ZONE CRITIQUE

Lorsque l’auteur engagé Philippe Squarzoni choisit de faire dialoguer deux ouvrages de Bruno Latour, sociologue et anthropologue, le résultat est de haut vol : graphiquement et conceptuellement abouti. Les images s’entrechoquent et les mots résonnent. Le sujet est sombre, mais indispensable. Les ouvrages de Saison brune constituaient déjà un précieux apport sur le dérèglement et l’inaction climatique, et le tome 1 avait été primé par la prestigieuse Académie française. Cette fois-ci, les auteurs exposent en plein jour les raisons de l’écoanxiete, pour mieux la combattre. Plutôt que d’être donneurs de leçon, ils nous invitent à une approche philosophique et globale, nous interrogeant sur notre façon de vivre de façon déconnectée à ce qui nous entoure et ce qui nous permet de vivre. La bande dessinée Zone critique, parue aux Editions Delcourt, surprendra dès la couverture. Si elle est très classe, avec la mise en valeur texturée d’un système sanguin ramifié, tout est sans dessus-dessous. Une femme, à l’envers et masquée, est dessinée en couleurs inversées, son corps en noir, son cœur et ses artères se fondant dans le fond rouge sombre. Le sujet, flottant, semble trouver un point d’accroche à une termitière, située non pas au sol mais au plafond. Or les termites savent faire preuve de solidarité lorsque l’environnement devient hostile. Et la période covid (à laquelle le masque fait référence) nous a appris à nous recentrer sur l’essentiel, nos proches, notre maison, nos besoins. Les auteurs nous invitent maintenant à basculer, à retrouver le mouvement qui nous a bousculé durant le confinement, pour « apprendre à durer un peu plus longtemps, sans mettre en péril l’habitabilité des formes de vie qui vont venir ensuite ».

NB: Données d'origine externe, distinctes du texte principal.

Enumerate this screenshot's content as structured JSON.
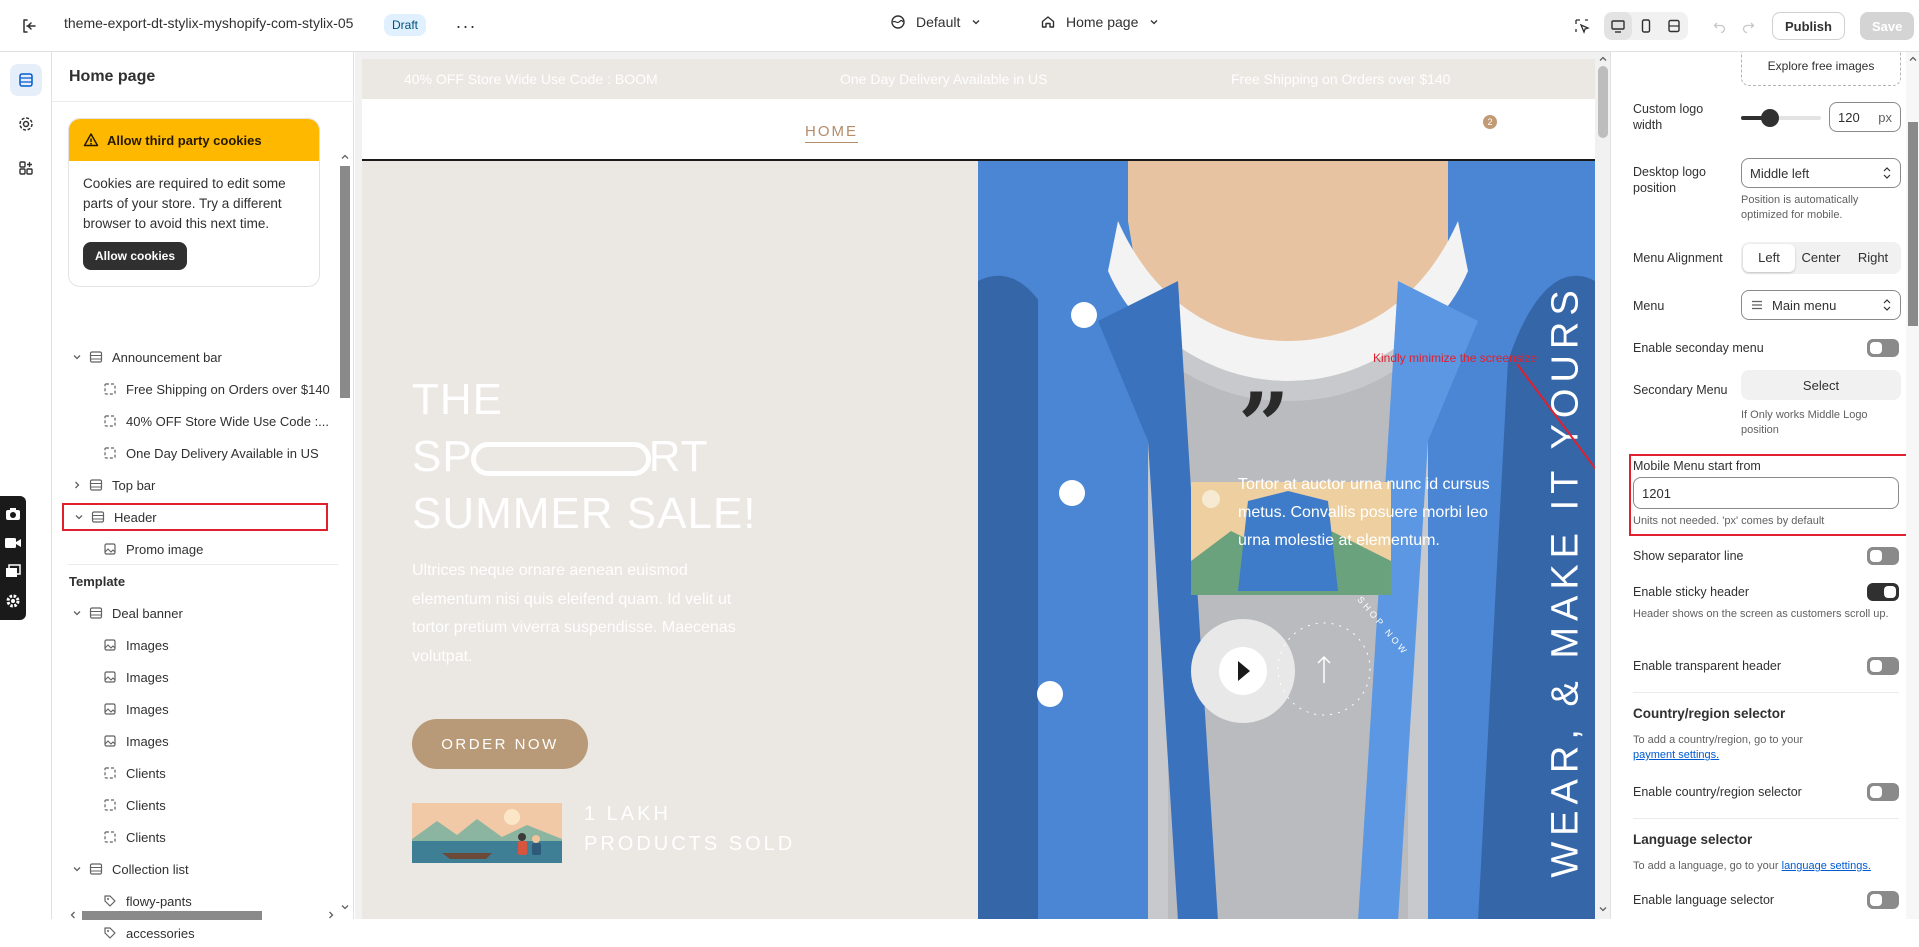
{
  "topbar": {
    "theme_name": "theme-export-dt-stylix-myshopify-com-stylix-05",
    "draft_badge": "Draft",
    "more_label": "···",
    "theme_setting": "Default",
    "page_selector": "Home page",
    "publish_label": "Publish",
    "save_label": "Save"
  },
  "sidebar": {
    "title": "Home page",
    "cookie_banner": {
      "title": "Allow third party cookies",
      "body": "Cookies are required to edit some parts of your store. Try a different browser to avoid this next time.",
      "button": "Allow cookies"
    },
    "header_group": [
      {
        "label": "Announcement bar"
      },
      {
        "label": "Free Shipping on Orders over $140"
      },
      {
        "label": "40% OFF Store Wide Use Code :..."
      },
      {
        "label": "One Day Delivery Available in US"
      },
      {
        "label": "Top bar"
      },
      {
        "label": "Header"
      },
      {
        "label": "Promo image"
      }
    ],
    "template_section": "Template",
    "template_items": [
      {
        "label": "Deal banner"
      },
      {
        "label": "Images"
      },
      {
        "label": "Images"
      },
      {
        "label": "Images"
      },
      {
        "label": "Images"
      },
      {
        "label": "Clients"
      },
      {
        "label": "Clients"
      },
      {
        "label": "Clients"
      },
      {
        "label": "Collection list"
      },
      {
        "label": "flowy-pants"
      },
      {
        "label": "accessories"
      }
    ]
  },
  "preview": {
    "announcements": [
      "40% OFF Store Wide Use Code : BOOM",
      "One Day Delivery Available in US",
      "Free Shipping on Orders over $140"
    ],
    "nav_home": "HOME",
    "cart_count": "2",
    "hero_title_1": "THE",
    "hero_title_2a": "SP",
    "hero_title_2b": "RT",
    "hero_title_3": "SUMMER SALE!",
    "hero_subtitle": "Ultrices neque ornare aenean euismod elementum nisi quis eleifend quam. Id velit ut tortor pretium viverra suspendisse. Maecenas volutpat.",
    "hero_button": "ORDER NOW",
    "hero_stat": "1 LAKH PRODUCTS SOLD",
    "quote_text": "Tortor at auctor urna nunc id cursus metus. Convallis posuere morbi leo urna molestie at elementum.",
    "vertical_text": "WEAR, & MAKE IT YOURS",
    "shop_now": "SHOP NOW",
    "annotation": "Kindly minimize the screensize"
  },
  "panel": {
    "explore_images": "Explore free images",
    "logo_width_label": "Custom logo width",
    "logo_width_value": "120",
    "logo_width_unit": "px",
    "logo_width_fraction": 0.36,
    "desktop_logo_label": "Desktop logo position",
    "desktop_logo_value": "Middle left",
    "desktop_logo_note": "Position is automatically optimized for mobile.",
    "menu_alignment_label": "Menu Alignment",
    "menu_alignment_options": [
      "Left",
      "Center",
      "Right"
    ],
    "menu_alignment_selected": "Left",
    "menu_label": "Menu",
    "menu_value": "Main menu",
    "secondary_menu_toggle": "Enable seconday menu",
    "secondary_menu_label": "Secondary Menu",
    "secondary_menu_button": "Select",
    "secondary_menu_note": "If Only works Middle Logo position",
    "mobile_menu_label": "Mobile Menu start from",
    "mobile_menu_value": "1201",
    "mobile_menu_note": "Units not needed. 'px' comes by default",
    "separator_label": "Show separator line",
    "sticky_label": "Enable sticky header",
    "sticky_note": "Header shows on the screen as customers scroll up.",
    "transparent_label": "Enable transparent header",
    "country_heading": "Country/region selector",
    "country_note": "To add a country/region, go to your",
    "country_link": "payment settings.",
    "country_toggle": "Enable country/region selector",
    "language_heading": "Language selector",
    "language_note": "To add a language, go to your",
    "language_link": "language settings.",
    "language_toggle": "Enable language selector"
  }
}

Nous vivons sans mesurer l’énergie nécessaire à notre quotidien, que ce soit celle des autres, parfois à l’autre bout de la planète, ou l’étendue des ressources que nous utilisons. Atterrir au sein de la zone critique, c’est être capable de rencontrer les êtres dont nous dépendons, aussi loin qu’ils soient en kilomètres. Ouvrir les yeux sur la réduction des lieux habitables engendrée par une mondialisation effrénée. Retrouver notre unicité, reconnaître la puissance d’agir de chaque élément terrestre. Le mythe de Gaïa prend ici un sens moderne. Notre planète est vivante, puisqu’elle est intimement inséparable à la somme de toutes nos actions humaines. Les interactions sont immenses. A tel point qu’aujourd’hui, l’ensemble de l’humanité mais aussi de la biodiversité est menacée par la disparition de leur habitat. Peut-on redevenir acteur, rejoindre le flot de toutes les dynamiques qui nous sont attachées et faire des choix conscients, éclairés, plus favorables à notre environnement et à ceux qui nous sont liés ? Même si la marge de manœuvre est faible, assurément, oui, par un processus cathartique. En arrêtant de considérer la nature comme un objet, et en nous y intégrant.

Philippe Squarzoni nous a déjà habitué à son style unique, très travaillé, impeccable, où la superposition d’images, parfois chocs, permet au cerveau d’associer librement ses idées tout en le guidant. Le passage à la couleur apporte encore plus de force à ce procédé. Le noir et blanc vient dialoguer avec un rouge sang, symbole évident de danger. J’y vois aussi une couleur terreuse, un rappel du sol auquel il nous faut se ré ancrer. L’angoisse est palpable, lorsque la femme est nue, masquée, à terre, ou prisonnière de fils invisibles. Les images du quotidien nous rappellent des réalités autant tues que crues, l’exil de personnes pour leur survie, le labeur des travailleurs invisibles. L’iconographie militante, du combat, gilets jaunes et poings levés, n’est pas oubliée, ni celle d’une nature fragmentée, de vies parfois vides de sens, de menaces prenant le visage de Trump comme des désordres climatiques. Rarement le jeu du découpage n’aura été si loin, le texte devenant case, la vignette se réduisant à une particule d’un corps, des naufragés s’égarant au-delà d’une case, et le corps de la protagoniste traversant les pages en apesanteur. C’est à couper le souffle, et c’est bien de cette fonction vitale qu’il s’agit : respirer, pouvoir retrouver du souffle.

Cet ouvrage intellectuel, revisitant le mythe de Gaïa dans une approche résolument moderne, mérite qu’on s’y plonge. Les superbes images de Squarzoni pourraient bien finir par faire sens et éclore en chacun de nous.

Chronique de Mélanie Huguet-Friedel.